Lapalissiano che preferisca tenersi il porcellum piuttosto che una riforma della legge elettorale che favorisca il Pd o (peggio) certi nomi della nomenclatura (soprattutto ex An) che tifano per le preferenze. E poi c’è quel diktat al governo: election day o stacchiamo la spina. Sono queste le due condizioni che Silvio Berlusconi intende imporre alla dirigenza del Pdl. E chi non ci sta? Si accomodi, quella è la porta. Il Cavaliere, dunque, fa slittare al 12 dicembre la sua prevista partecipazione di domani alla presentazione del libro di Bruno Vespa. Ma sarà comunque a Roma, per presiedere un vertice con lo stato maggiore (seppure in versione ristretta) del partito. Non si tratta di quell’Ufficio di presidenza annunciato in una nota dal segretario Angelino Alfano per risolvere l’annosa questione delle primarie, ancora ufficialmente convocate per il 16 dicembre.
D’altra parte quella riunione Silvio Berlusconi ha cercato di ‘boicottarla’ da subito, né – almeno inizialmente – aveva alcun voglia di fare capolino domani nella Capitale a sottoporsi a uno di quelli che considera fastidiosi riti di partito. Ma alla fine, viene spiegato, avrebbe prevalso la necessità di far emergere la sua linea dura e, se necessario, anche arrivare a una conta interna, viste le insistenti voci di ‘fronde’ soprattutto al Senato chiamato a votare (forse) la legge elettorale. Ieri a conclusione di un vertice a via dell’Umiltà, infatti, è stata partorita una proposta, che prevede un premietto fisso di 50 deputati al primo partito, di fatto indigeribile per il Pd.
Il vertice convocato per domani a palazzo Grazioli – spiegano dalle parti del Cavaliere – sarebbe di fatto ‘propedeutico’ a due scadenze dei prossimi giorni: l’approdo in Aula della riforma del sistema di voto e la riunione del Consiglio dei ministri di giovedì che potrebbe (ma anche no) esprimersi sulla questione dell’election day. L’incontro, dunque, servirebbe al Cavaliere a rendere chiaro all’esterno che ormai lui è sulla linea tranchant.
Quanto al partito, la logica è più o meno questa: chi mi ama mi segua. Con la speranza, neanche troppo recondita, di liberarsi di quelli che considera dei ‘pesi morti’, ‘facce vecchie’ e ‘voltagabbana’. Che questa ‘operazione’ gli riesca non è però scontato. Perché non è, appunto, affatto scontata la voglia degli ex An di farsi un loro partito, né dei ciellini di trovare comoda collocazione nelle liste pro-montiane.

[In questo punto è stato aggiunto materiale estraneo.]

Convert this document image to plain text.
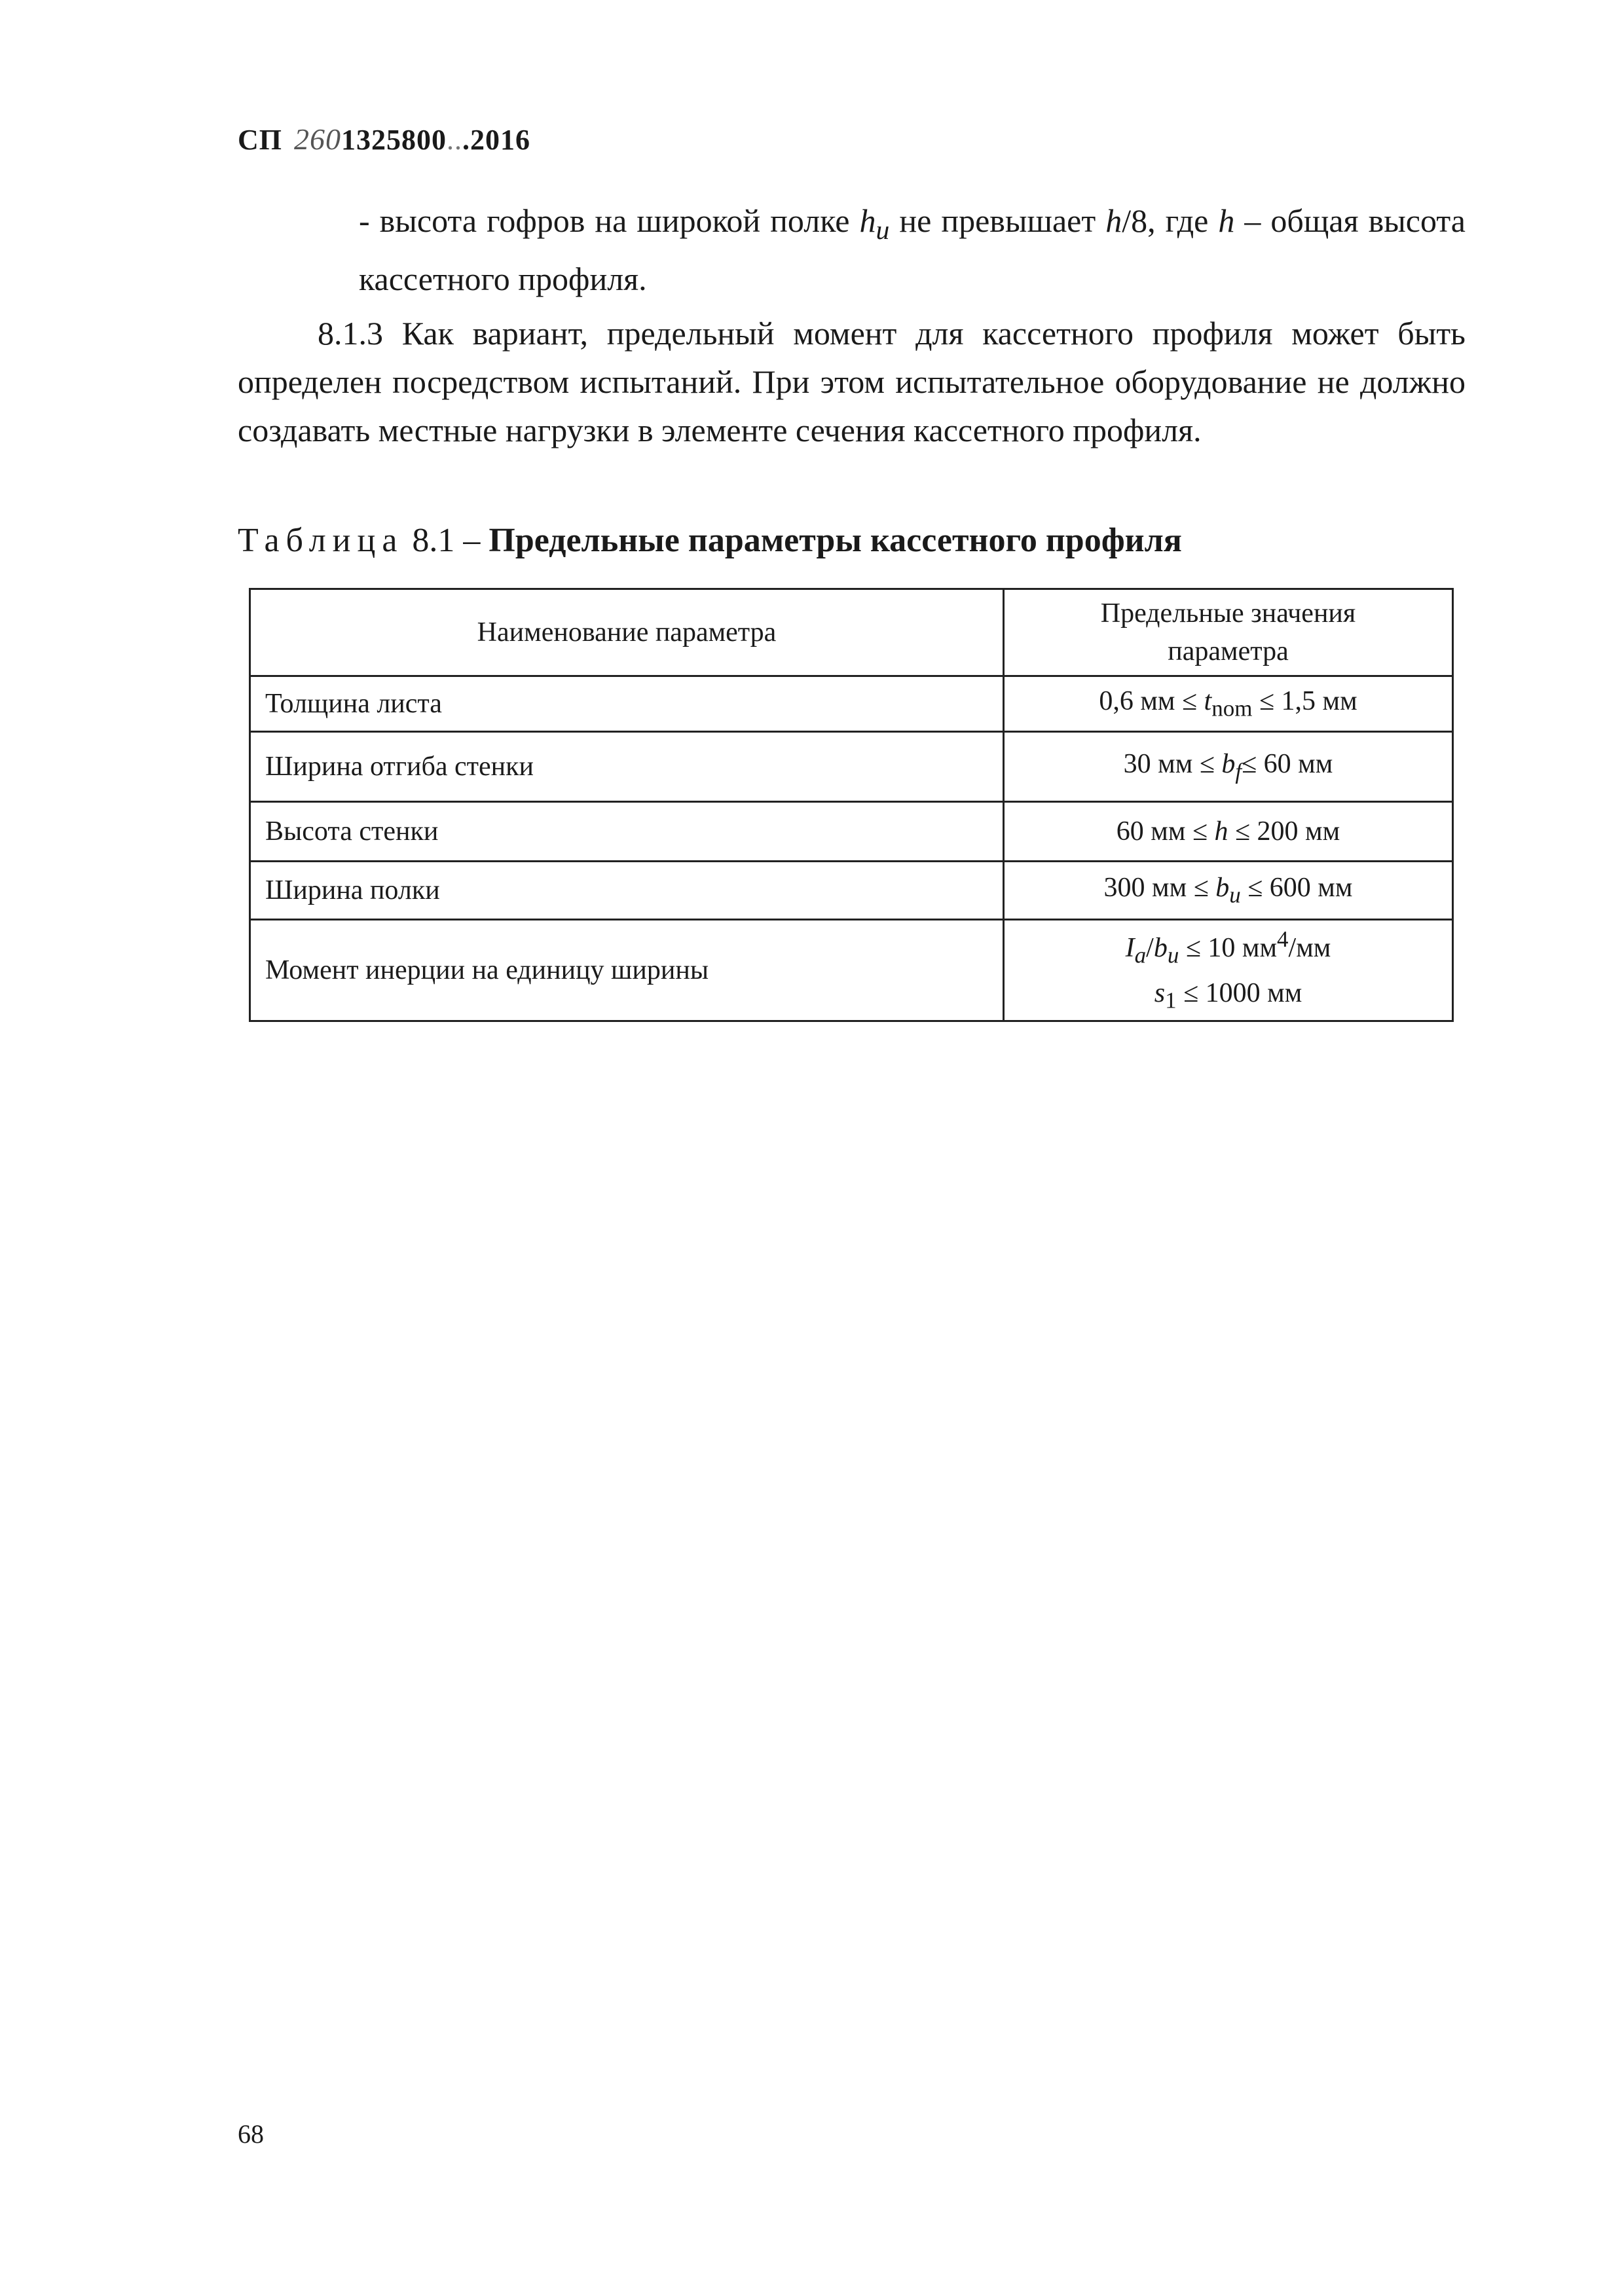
СП 2601325800...2016
- высота гофров на широкой полке $h_u$ не превышает h/8, где h – общая высота кассетного профиля.
8.1.3 Как вариант, предельный момент для кассетного профиля может быть определен посредством испытаний. При этом испытательное оборудование не должно создавать местные нагрузки в элементе сечения кассетного профиля.
Таблица 8.1 – Предельные параметры кассетного профиля
Наименование параметра	Предельные значения
параметра

Толщина листа	0,6 мм ≤ $t_{nom} \le 1,5$ мм
Ширина отгиба стенки	30 мм ≤ $b_f\le 60$ мм
Высота стенки	60 мм ≤ h ≤ 200 мм
Ширина полки	300 мм ≤ $b_u \le 600$ мм
Момент инерции на единицу ширины	$I_a/b_u \le 10$ $мм^4/мм$
$s_1 \le 1000$ мм
68
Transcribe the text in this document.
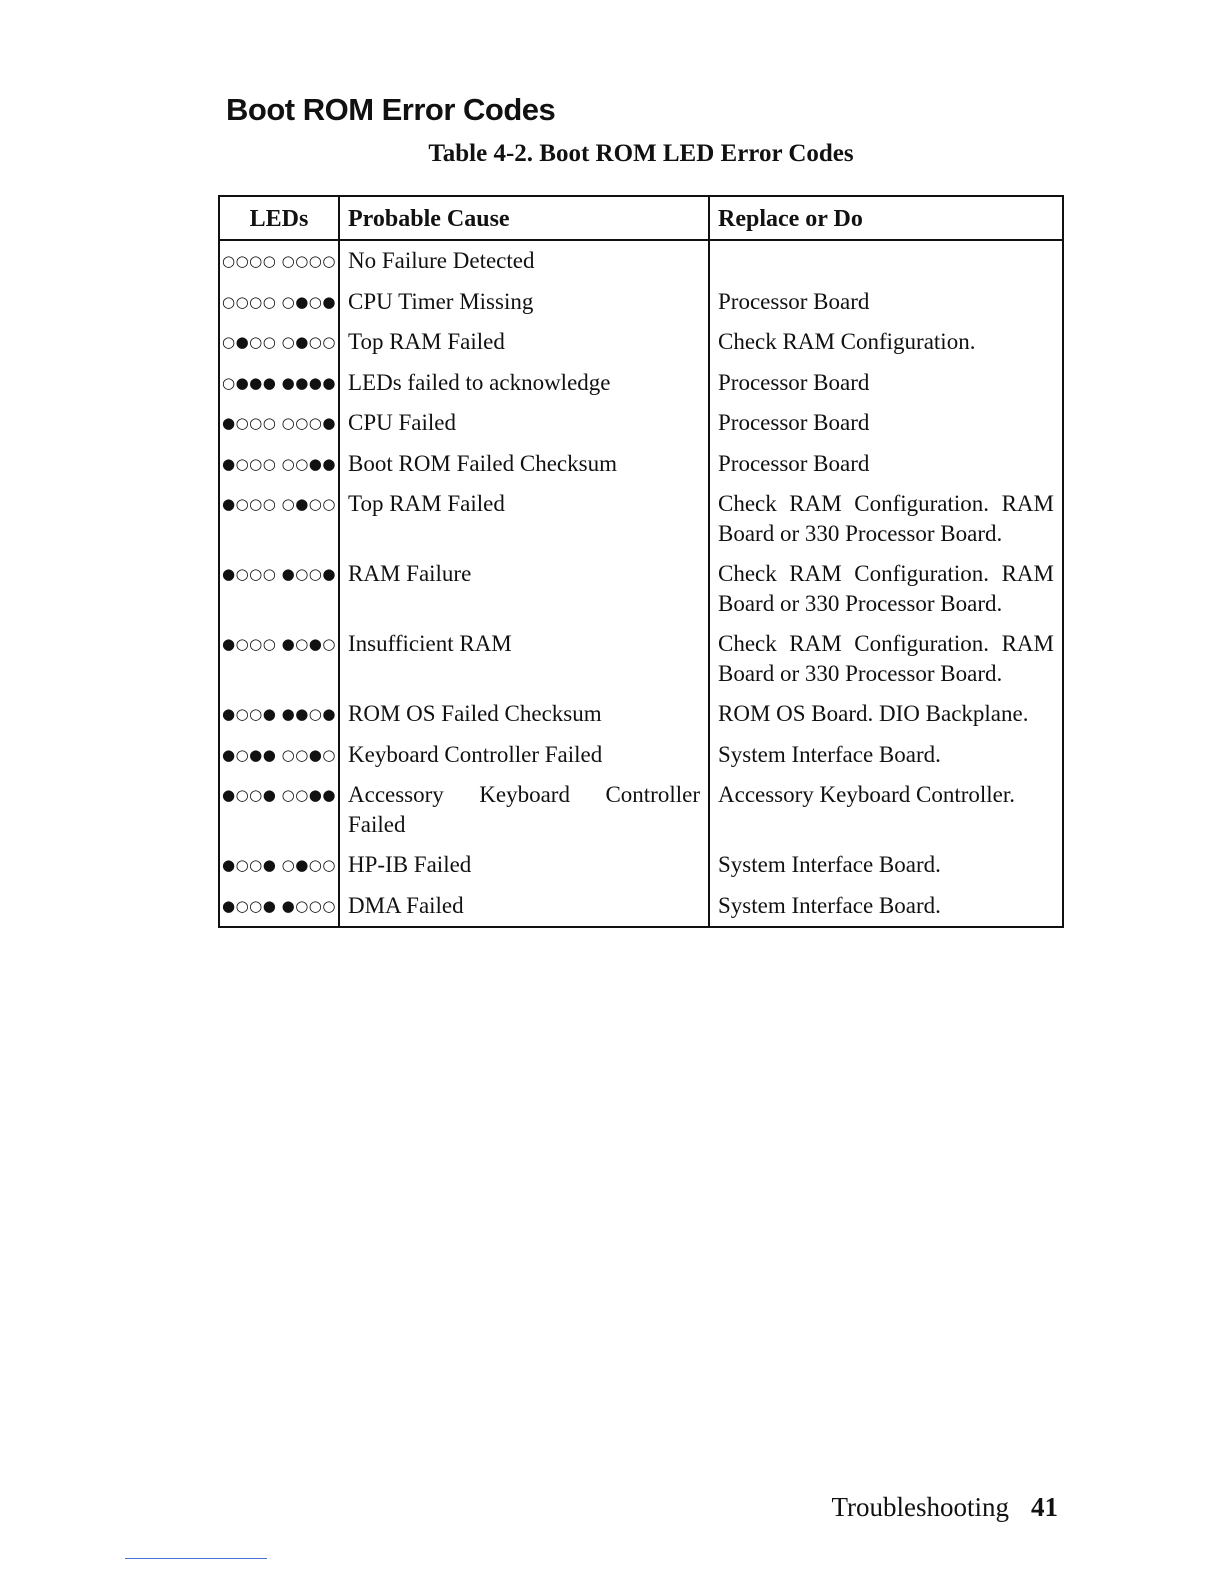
Boot ROM Error Codes
Table 4-2. Boot ROM LED Error Codes
LEDs	Probable Cause	Replace or Do
○○○○ ○○○○	No Failure Detected	
○○○○ ○●○●	CPU Timer Missing	Processor Board
○●○○ ○●○○	Top RAM Failed	Check RAM Configuration.
○●●● ●●●●	LEDs failed to acknowledge	Processor Board
●○○○ ○○○●	CPU Failed	Processor Board
●○○○ ○○●●	Boot ROM Failed Checksum	Processor Board
●○○○ ○●○○	Top RAM Failed	Check RAM Configuration. RAM Board or 330 Processor Board.
●○○○ ●○○●	RAM Failure	Check RAM Configuration. RAM Board or 330 Processor Board.
●○○○ ●○●○	Insufficient RAM	Check RAM Configuration. RAM Board or 330 Processor Board.
●○○● ●●○●	ROM OS Failed Checksum	ROM OS Board. DIO Backplane.
●○●● ○○●○	Keyboard Controller Failed	System Interface Board.
●○○● ○○●●	Accessory Keyboard Controller Failed	Accessory Keyboard Controller.
●○○● ○●○○	HP-IB Failed	System Interface Board.
●○○● ●○○○	DMA Failed	System Interface Board.
Troubleshooting 41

L’ex premier continua a dirsi pronto a un ritorno in campo ma non è detto che domani pronunci una parola definitiva sulla sua intenzione di creare una lista personale. Perchè prima di sciogliere il nodo dei nodi vorrebbe attendere, per l’appunto, che siano chiari due punti nient’affatto trascurabili: come e quando si vota. In questo momento i pochi che hanno davvero avuto accesso al dossier spiegano che, aspettando gli eventi, resta momentaneamente in stand by il lancio di Forza Italia 2.0. Di certo, per il Pdl – a prescindere dalle beghe interne – incombe la questione finanziaria. Le casse del partito ‘piangono’, il deficit è di circa 60 milioni di euro. Al punto che oggi a via dell’Umiltà si è discusso della probabile chiusura delle sedi di Milano, Torino e Roma.